A news release said customers have been buying "well over 1 million Kindle devices per week" for each of the past three weeks, and the new Kindle Fire, with added features and a customized version of Google's Android operating system, is the bestselling item on Amazon.com since its introduction 11 weeks ago.
Hot for the Holidays
"People are buying Kindle Fire because it's a simple, fully integrated service that makes it easy to do the things they love -- watch movies, read books and magazines, listen to music, download apps, play games and surf the Web," said Dave Limp, vice president of Amazon's Kindle division, in the news release. "Customers continue to report preferring their Kindle e-reader for long-form reading, and in fact we've seen many customers buy two Kindles -- both a Kindle Fire and a Kindle or Kindle Touch -- this holiday season."
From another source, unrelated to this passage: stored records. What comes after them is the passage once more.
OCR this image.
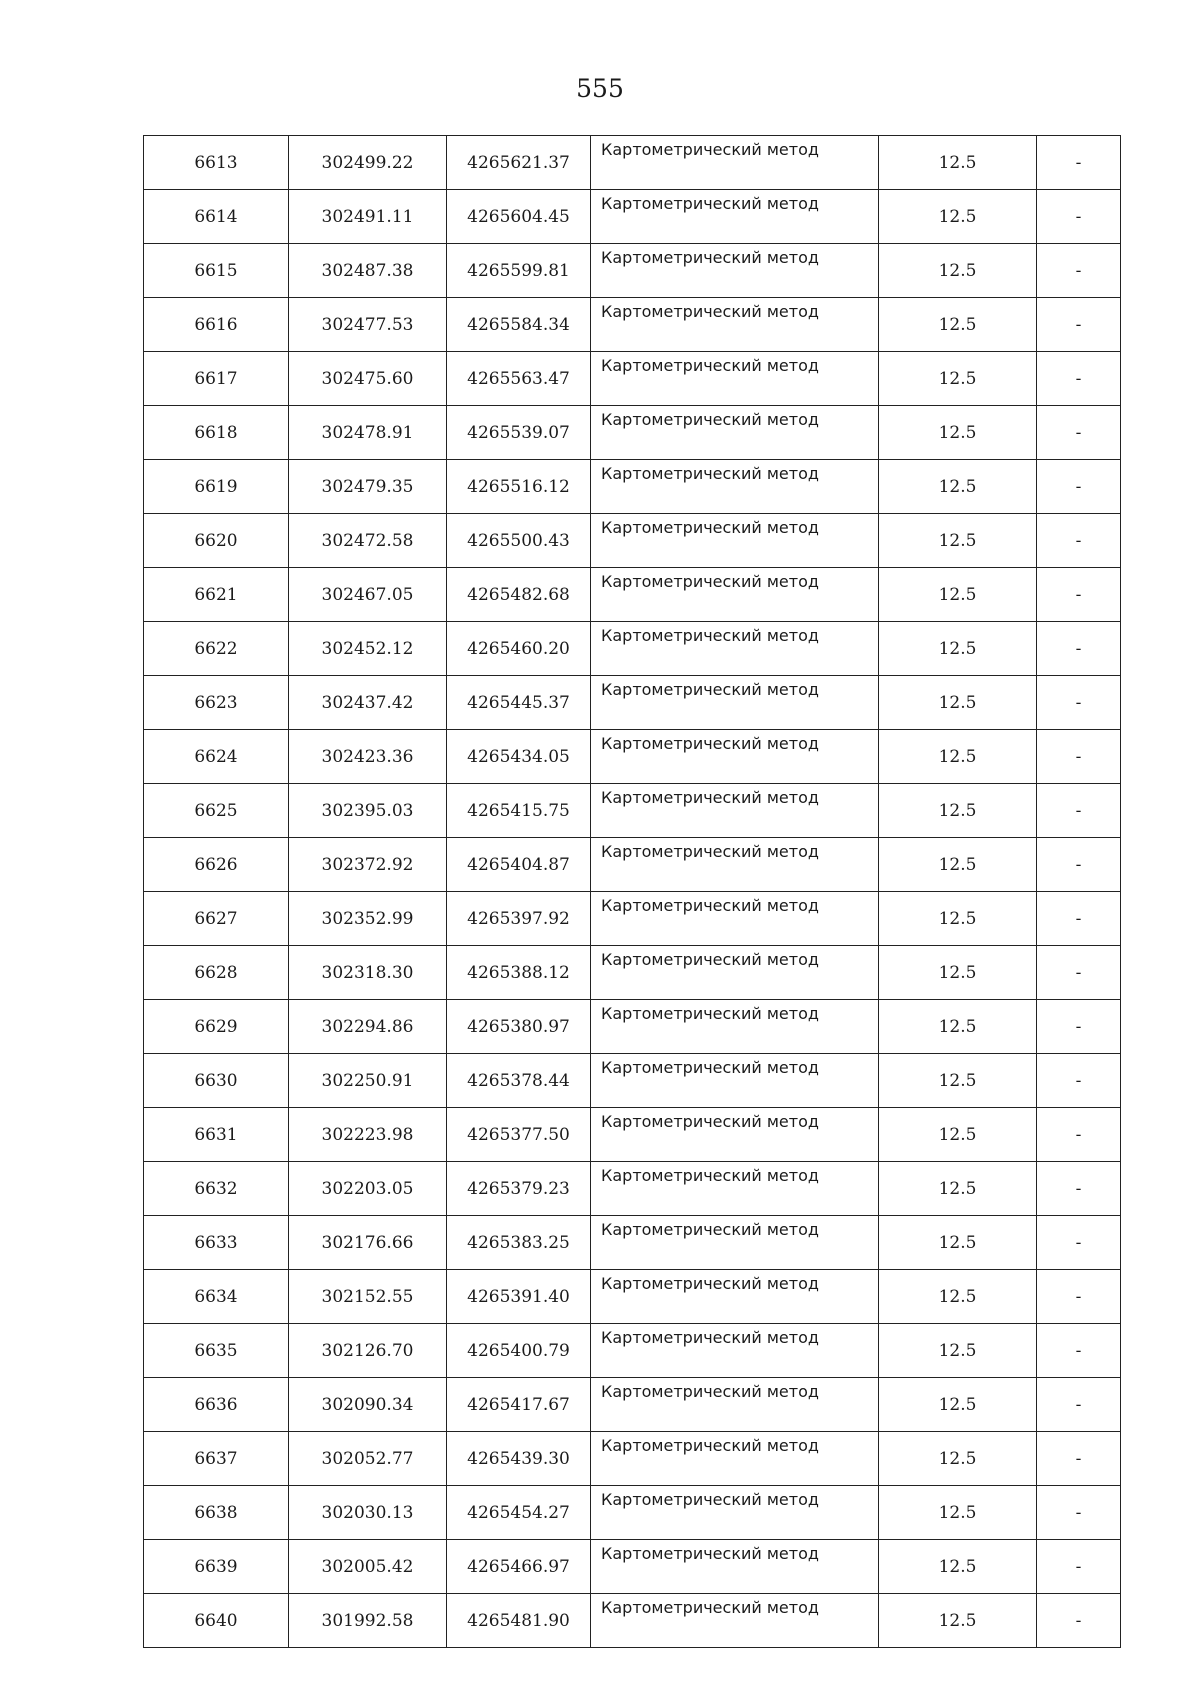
555
6613	302499.22	4265621.37	Картометрический метод	12.5	-
6614	302491.11	4265604.45	Картометрический метод	12.5	-
6615	302487.38	4265599.81	Картометрический метод	12.5	-
6616	302477.53	4265584.34	Картометрический метод	12.5	-
6617	302475.60	4265563.47	Картометрический метод	12.5	-
6618	302478.91	4265539.07	Картометрический метод	12.5	-
6619	302479.35	4265516.12	Картометрический метод	12.5	-
6620	302472.58	4265500.43	Картометрический метод	12.5	-
6621	302467.05	4265482.68	Картометрический метод	12.5	-
6622	302452.12	4265460.20	Картометрический метод	12.5	-
6623	302437.42	4265445.37	Картометрический метод	12.5	-
6624	302423.36	4265434.05	Картометрический метод	12.5	-
6625	302395.03	4265415.75	Картометрический метод	12.5	-
6626	302372.92	4265404.87	Картометрический метод	12.5	-
6627	302352.99	4265397.92	Картометрический метод	12.5	-
6628	302318.30	4265388.12	Картометрический метод	12.5	-
6629	302294.86	4265380.97	Картометрический метод	12.5	-
6630	302250.91	4265378.44	Картометрический метод	12.5	-
6631	302223.98	4265377.50	Картометрический метод	12.5	-
6632	302203.05	4265379.23	Картометрический метод	12.5	-
6633	302176.66	4265383.25	Картометрический метод	12.5	-
6634	302152.55	4265391.40	Картометрический метод	12.5	-
6635	302126.70	4265400.79	Картометрический метод	12.5	-
6636	302090.34	4265417.67	Картометрический метод	12.5	-
6637	302052.77	4265439.30	Картометрический метод	12.5	-
6638	302030.13	4265454.27	Картометрический метод	12.5	-
6639	302005.42	4265466.97	Картометрический метод	12.5	-
6640	301992.58	4265481.90	Картометрический метод	12.5	-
How many of those devices will remain sold is another matter. Retail returns are up slightly from last year, with 9.9 cents of every dollar going back to customers, the Associated Press reported the same day as Amazon's statement.
The Kindle sells for $199, less than half the cost of the basic model of Apple's market-topping iPad tablet, and Amazon also sells the $79 Kindle reader, $99 Kindle Touch, and $149 Kindle Touch 3G.
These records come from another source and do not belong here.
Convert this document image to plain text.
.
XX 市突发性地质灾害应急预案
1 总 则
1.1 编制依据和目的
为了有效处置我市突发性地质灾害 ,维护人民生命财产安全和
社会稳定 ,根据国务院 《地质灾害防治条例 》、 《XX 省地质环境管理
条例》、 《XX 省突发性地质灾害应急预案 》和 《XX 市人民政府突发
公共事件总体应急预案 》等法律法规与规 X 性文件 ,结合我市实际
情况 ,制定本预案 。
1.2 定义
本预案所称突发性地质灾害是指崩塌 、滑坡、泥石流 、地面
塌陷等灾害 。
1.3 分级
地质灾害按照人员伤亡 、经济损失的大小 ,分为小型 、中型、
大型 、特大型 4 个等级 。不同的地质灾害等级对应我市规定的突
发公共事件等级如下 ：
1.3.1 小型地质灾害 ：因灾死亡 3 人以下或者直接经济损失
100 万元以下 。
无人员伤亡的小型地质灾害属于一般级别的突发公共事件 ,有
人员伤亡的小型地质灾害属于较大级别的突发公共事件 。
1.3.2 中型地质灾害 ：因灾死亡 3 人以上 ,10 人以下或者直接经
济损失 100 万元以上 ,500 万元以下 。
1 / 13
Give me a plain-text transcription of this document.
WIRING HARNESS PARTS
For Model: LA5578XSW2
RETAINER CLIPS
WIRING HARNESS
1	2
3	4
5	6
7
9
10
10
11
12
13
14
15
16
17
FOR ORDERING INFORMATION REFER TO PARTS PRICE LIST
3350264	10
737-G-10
"Considering its aggressive pricing, I expect the Kindle Fire to be this year's hot, go-to holiday gift." Said Charles King, principal analyst at Pund-IT. "That the economy is in a fragile state is playing a part in this, too. The Fire is one of the few items I can think of that combines consumer buzz and bargain pricing."
'Different Critters'
And the inevitable question when discussing tablets: Should Apple be worried? "Probably so," said King. "Not only is the Fire priced much lower than the iPad but it doesn't really suffer from direct comparisons -- they're two entirely different critters."
The distinction, says King, is that Amazon markets the Fire as an integrated media consumption device compared to Apple's pitch for the iPad as a laptop replacement. "By not attempting to be all things to all people, Amazon may succeed in making the Fire just the sort of ideal "companion" device that many people consider the best use case for tablets," he said.
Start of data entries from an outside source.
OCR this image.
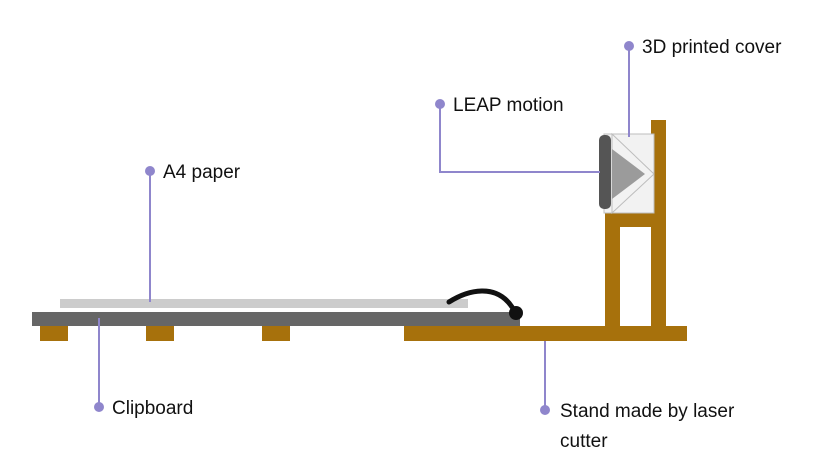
3D printed cover
LEAP motion
A4 paper
Clipboard	Stand made by laser
cutter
Jeff Orr, a mobile devices expert at ABI Research, said Amazon's claim of 1 million Kindles per week is plausible -- for now.
"Volumes will likely slow after the end-of-year holidays -- first quarter sales are cyclically slow," said Orr. "Some financial analysts (Amazon investors) have estimated up to 5 million Kindle Fire shipments in 2011. Coupled with continued growth of e-readers at lower prices year-over-year, ABI expects a healthy 4 Q'11 and a robust 2011 in total."
Most of the Kindle volume is domestic, he said. "Very little non-U.S. sales (especially on Wi-Fi only devices). Amazon does have some Kindle book stores on other country portals, Amazon.co.uk, for example, but only a handful of countries where they have content distribution rights."